Financial crimes? Scams and Frauds? OSHA violations? Corporate Tax Evasion? Anything white collar? Anything at all? No? Its all petty theft, vandalism, blue laws, and vagrancy isn't it?
...
Oh. They're all supposed to be on the homicide beat. Lolz. Lmao, even. We're hiring 500,000 extra cops to do Minority Report.
One other thing I can't help but glare at...
Graph
So, the observation in the article attempts to suggest that we can normalize the data in order to establish a trend. But what I'm noticing isn't the trend line. It is the presence of particular countries above and below the regression. I might concede that countries below the line could benefit from more police by virtue of the fact that their police-homicide ratio is relatively low. One more Japanese or Nigerian cop adds a relatively low risk of one more police homicide.

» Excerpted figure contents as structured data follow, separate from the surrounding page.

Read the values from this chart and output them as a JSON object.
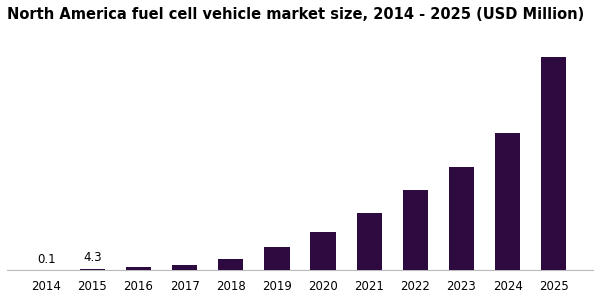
{
  "title": "North America fuel cell vehicle market size, 2014 - 2025 (USD Million)",
  "years": [
    2014,
    2015,
    2016,
    2017,
    2018,
    2019,
    2020,
    2021,
    2022,
    2023,
    2024,
    2025
  ],
  "values": [
    0.1,
    4.3,
    8,
    14,
    30,
    60,
    100,
    150,
    210,
    270,
    360,
    560
  ],
  "ylim_max": 630,
  "bar_color": "#2D0A3F",
  "annotation_2014": "0.1",
  "annotation_2015": "4.3",
  "background_color": "#ffffff",
  "title_fontsize": 10.5,
  "tick_fontsize": 8.5,
  "annotation_fontsize": 8.5,
  "bar_width": 0.55
}
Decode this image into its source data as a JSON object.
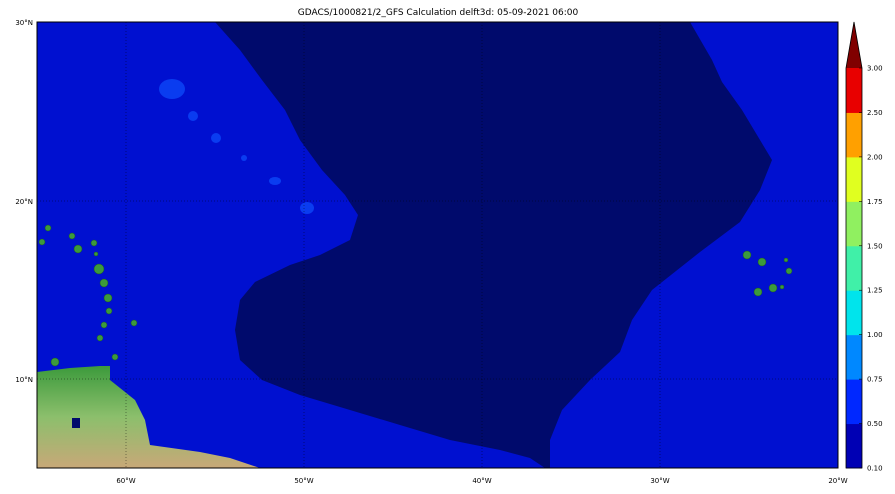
{
  "title": "GDACS/1000821/2_GFS Calculation delft3d: 05-09-2021 06:00",
  "map": {
    "lat_labels": [
      "30°N",
      "20°N",
      "10°N"
    ],
    "lon_labels": [
      "60°W",
      "50°W",
      "40°W",
      "30°W",
      "20°W"
    ],
    "extent": {
      "lon": [
        -65,
        -20
      ],
      "lat": [
        5,
        30
      ]
    },
    "ocean_colors": {
      "background": "#0010d0",
      "dark_region": "#000a6c"
    },
    "land_color": "#3c9a3c"
  },
  "colorbar": {
    "ticks": [
      "3.00",
      "2.50",
      "2.00",
      "1.75",
      "1.50",
      "1.25",
      "1.00",
      "0.75",
      "0.50",
      "0.10"
    ],
    "levels": [
      0.1,
      0.5,
      0.75,
      1.0,
      1.25,
      1.5,
      1.75,
      2.0,
      2.5,
      3.0
    ],
    "colors": [
      "#0000b4",
      "#0028ff",
      "#0088ff",
      "#00e4ec",
      "#40f0a8",
      "#90f060",
      "#e0ff20",
      "#ffa000",
      "#e80000"
    ],
    "extend_color": "#800000",
    "extend": "max"
  }
}
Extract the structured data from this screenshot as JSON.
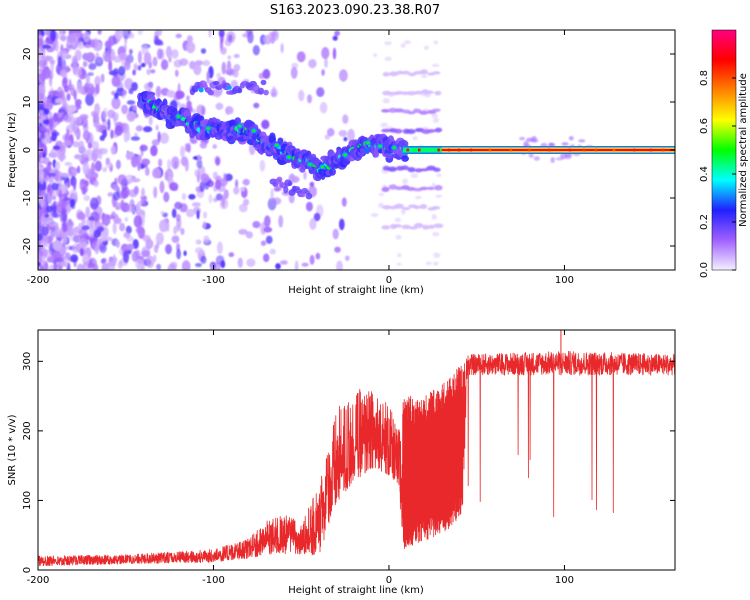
{
  "title": "S163.2023.090.23.38.R07",
  "colors": {
    "snr_line": "#e8282a",
    "axis": "#000000"
  },
  "chart_data": [
    {
      "type": "heatmap",
      "xlabel": "Height of straight line (km)",
      "ylabel": "Frequency (Hz)",
      "xlim": [
        -200,
        163
      ],
      "ylim": [
        -25,
        25
      ],
      "xticks": [
        -200,
        -100,
        0,
        100
      ],
      "xtick_labels": [
        "-200",
        "-100",
        "0",
        "100"
      ],
      "yticks": [
        -20,
        -10,
        0,
        10,
        20
      ],
      "ytick_labels": [
        "-20",
        "-10",
        "0",
        "10",
        "20"
      ],
      "colorbar": {
        "label": "Normalized spectral amplitude",
        "range": [
          0,
          1
        ],
        "ticks": [
          0.0,
          0.2,
          0.4,
          0.6,
          0.8
        ],
        "tick_labels": [
          "0.0",
          "0.2",
          "0.4",
          "0.6",
          "0.8"
        ],
        "colormap": [
          "#f4f0ff",
          "#a060ff",
          "#2020ff",
          "#00ffff",
          "#00ff00",
          "#ffff00",
          "#ff8000",
          "#ff0000",
          "#ff0080"
        ]
      },
      "ridge": [
        {
          "x": -140,
          "y": 10
        },
        {
          "x": -125,
          "y": 7.5
        },
        {
          "x": -110,
          "y": 5
        },
        {
          "x": -95,
          "y": 4
        },
        {
          "x": -80,
          "y": 4
        },
        {
          "x": -70,
          "y": 1
        },
        {
          "x": -60,
          "y": 0
        },
        {
          "x": -50,
          "y": -2
        },
        {
          "x": -40,
          "y": -4
        },
        {
          "x": -30,
          "y": -2
        },
        {
          "x": -20,
          "y": 0
        },
        {
          "x": -10,
          "y": 1
        },
        {
          "x": 0,
          "y": 0.5
        },
        {
          "x": 8,
          "y": 0
        },
        {
          "x": 163,
          "y": 0
        }
      ]
    },
    {
      "type": "line",
      "xlabel": "Height of straight line (km)",
      "ylabel": "SNR (10 * v/v)",
      "xlim": [
        -200,
        163
      ],
      "ylim": [
        0,
        345
      ],
      "xticks": [
        -200,
        -100,
        0,
        100
      ],
      "xtick_labels": [
        "-200",
        "-100",
        "0",
        "100"
      ],
      "yticks": [
        0,
        100,
        200,
        300
      ],
      "ytick_labels": [
        "0",
        "100",
        "200",
        "300"
      ],
      "envelope": [
        {
          "x": -200,
          "lo": 5,
          "hi": 20
        },
        {
          "x": -150,
          "lo": 8,
          "hi": 22
        },
        {
          "x": -100,
          "lo": 10,
          "hi": 30
        },
        {
          "x": -80,
          "lo": 15,
          "hi": 45
        },
        {
          "x": -70,
          "lo": 20,
          "hi": 70
        },
        {
          "x": -60,
          "lo": 20,
          "hi": 80
        },
        {
          "x": -50,
          "lo": 20,
          "hi": 70
        },
        {
          "x": -40,
          "lo": 15,
          "hi": 120
        },
        {
          "x": -35,
          "lo": 50,
          "hi": 180
        },
        {
          "x": -30,
          "lo": 90,
          "hi": 230
        },
        {
          "x": -20,
          "lo": 120,
          "hi": 260
        },
        {
          "x": -10,
          "lo": 140,
          "hi": 260
        },
        {
          "x": 0,
          "lo": 130,
          "hi": 240
        },
        {
          "x": 5,
          "lo": 120,
          "hi": 200
        },
        {
          "x": 8,
          "lo": 30,
          "hi": 250
        },
        {
          "x": 20,
          "lo": 40,
          "hi": 250
        },
        {
          "x": 35,
          "lo": 60,
          "hi": 280
        },
        {
          "x": 42,
          "lo": 80,
          "hi": 300
        },
        {
          "x": 45,
          "lo": 280,
          "hi": 310
        },
        {
          "x": 100,
          "lo": 280,
          "hi": 315
        },
        {
          "x": 163,
          "lo": 280,
          "hi": 310
        }
      ],
      "peak": {
        "x": 98,
        "y": 345
      }
    }
  ]
}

But the reverse is rather horrifying. Do I really want to add police officers to El Salvador, a country absolutely rife with police-initiated violence? Maybe not.
The US, I can't help but notice, is a healthy step above the fold. Even Mexico can't compete with American rates of police violence and Mexican police are also... not great.
I also can't help but notice the Y-axis is a logrithmic curve, which seriously distorts the comparative rate of police violence on the high end.